Obama’s record has been a disappointment. Now he has a second chance to get it right.

BY SUZANNE NOSSEL | NOVEMBER 7, 2012

In 2008, Barack Obama's election thrilled many human rights activists. For eight years under George W. Bush, the U.S. government had used torture, held hundreds in long-term detention without trial, and committed abuses at wartime prisons such as Iraq's Abu Ghraib. Rights advocates hoped -- and, based on many of Obama's election-season remarks, reasonably expected -- that the unlawful renditions, secret prisons, and unfair trials would give way to a new American commitment the Constitution and international law.

Although Obama faced truculent political opposition in his first term, his weak record on human rights cannot be explained away by economic exigencies or even congressional defiance. Obama now openly embraces the concept of a global "war on terror" as grounds to override international human rights norms and reinterpret the Constitution. Osama Bin Laden's killing was not only the chief talking point of his campaign but a synecdoche for his approach to the terrorist threat, one in which the administration writes its own rules. Although preventing attacks on U.S. soil represents an important human rights victory, this should not overshadow the worrisome direction of U.S. human rights policy and its long-term consequences. If the president's legacy is to include reclaiming U.S. human rights credibility, he needs to face up to his troubling record, and fix it.

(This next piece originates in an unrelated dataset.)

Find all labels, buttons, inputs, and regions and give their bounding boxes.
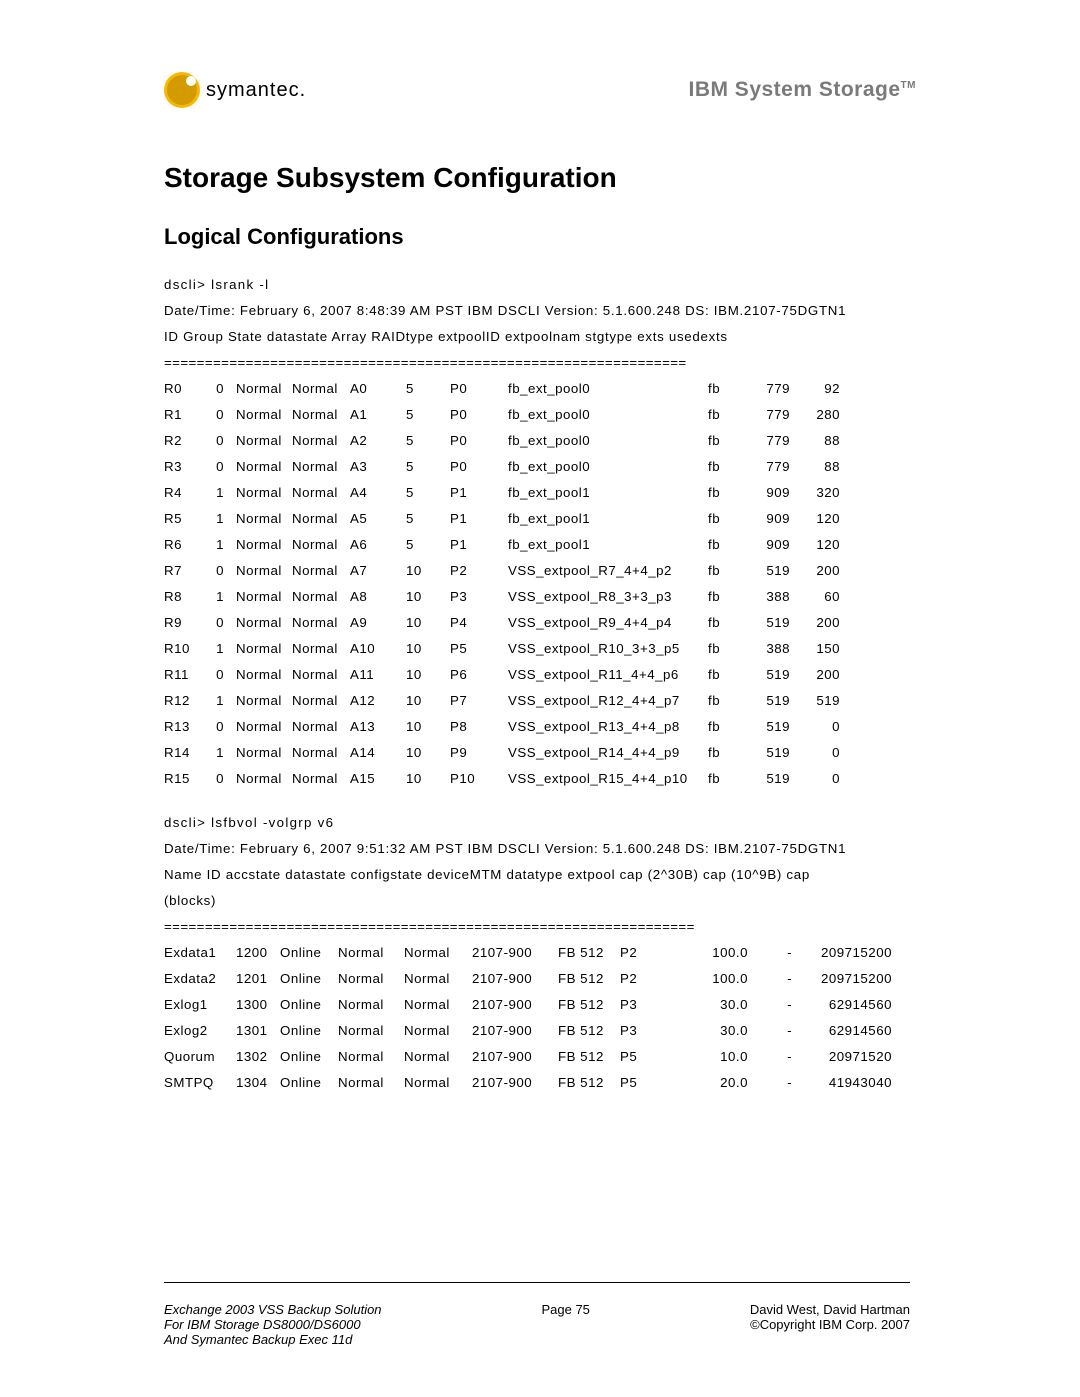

The Obama administration has led in some areas of human rights policy; examples include advancing gay and lesbian rights, bolstering U.N. human rights mechanisms, and promoting Internet freedom. But where human rights norms are pitted against counterterrorism tactics, it has fallen down. Blocked by Congress, Obama broke his first-term promise to close Guantánamo. Four years later, that failure barely seems to register as a disappointment; 167 men languish in the prison, including 55 who are cleared for release but have not been transferred.

Recent weeks have revealed details of an Orwellian "disposition matrix" -- a kill list of top terrorist targets that keeps getting longer. The administration claims the authority to kill those named, anytime and anywhere, based on secret information and unreviewable judgments. The administration has declared any man killed by a drone to be an enemy terrorist, and defends such killings regardless of resulting civilian casualties.

With the U.S. withdrawing from Afghanistan, these extraordinary powers are detached from any major battlefield or conventional war. The administration is now backed into claiming that a war exists because it has convinced itself it cannot function without a broad license to kill. Short of al Qaeda suing for peace, this war may never end. The administration's reshaping of the concept of war risks undoing over 100 years of evolution of the laws of war, and the protections those laws have delivered.

The next four years will define whether this rewriting of the rules becomes a bipartisan "new normal" in the United States, and implicit permission for the rest of the world to sidestep human rights. Absent swift progress to close Guantánamo, the men now held will likely die there of old age decades from now, since no future president is likely to renew Obama's ill-fated pledge to close the facility. And even if the Guantánamo detainees are transferred to a U.S. prison, bringing indefinite detention onshore, it is hard to fathom the practice will not be used again to deal with future threats. The bipartisan affirmation of drone use will make those weapons routine for the United States and any other government with a kill list of its own.